For a while, January was seen as a dead month for magazine newsstand sales. Nothing sold. And nothing we did would change it. (Things have since changed a bit.) So, when faced with the reality that no matter what we put on the cover the magazine wasn't gonna sell on the newsstand, we realized that we could put whatever we wanted on the cover. Things we would never try any other time during the year. It was liberating, and we got some terrific covers out of it.

There are stories out there, crying to be told. And if no one's gonna see your movie anyway, why not make the best one you can? To quote that wizened cinematic sage, Wesley Snipes, in Passenger 57, "Always bet on black."

EDIT: I see that New Line is moving ahead with a Duke Ellington film, The Jazz Ambassadors, starring Morgan Freeman and directed by (apparently, the only black filmmaker working in the studio system) Antoine Fuqua. Good on ya.

2 comments:

Ken Lowery said...

It's funny. You mentioned Anthony Hopkins, so I wondered if The Human Stain was going to come up. I haven't actually seen it, but I realize I'm hardly alone there.

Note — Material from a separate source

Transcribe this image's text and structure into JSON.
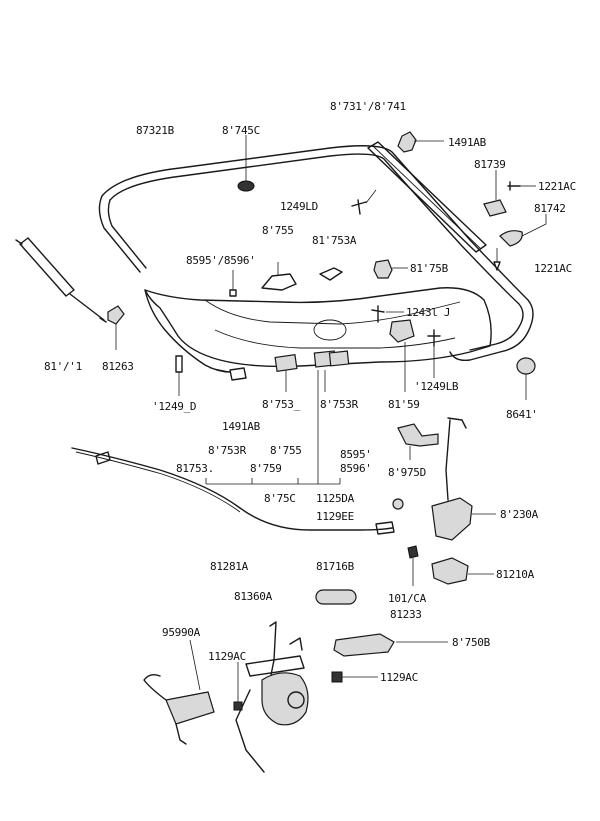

As far as I can tell, the only black people getting movies made about them are black women -- witness Something New as the latest example of this. But with most of the entertainment press (ahem) decreeing last year a failure for movies aimed at adult women, I wonder how much longer studios will sink money into even those projects. (I know I'm not exactly vibrating with excitement at the thought of Medea's Family Reunion.)

It's too bad Snipes doesn't get more work. I challenge anyone to see Blade, Demolition Man, Jungle Fever, and White Men Can't Jump and then tell me that guy doesn't have incredible range.

marc bernardin said...

Yeah, Anthony Hopkins is maybe the least convincing black guy since C. Thomas Howell.

Black men are getting lots of movies made for them. The problem is, those films are direct-to-DVD films starring barely known rappers as thug-life criminals. Because, apparently, black men in their 30s care about nothing else. (And you ain't the only one rueing the day when Madea's Family Reuinion comes out, brother.)

It's really too bad Wesley Snipes went crazy, because he held the most promise out of all of them, Denzel included. He could do comedy, action, drama, romance...I caught One Night Stand last night, totally by accident, and while it isn't a fantastic film, it's got a lot of things going for it, including a Wesley Snipes who could hold his own with Robert Downey Jr--perhaps the actor of his generation.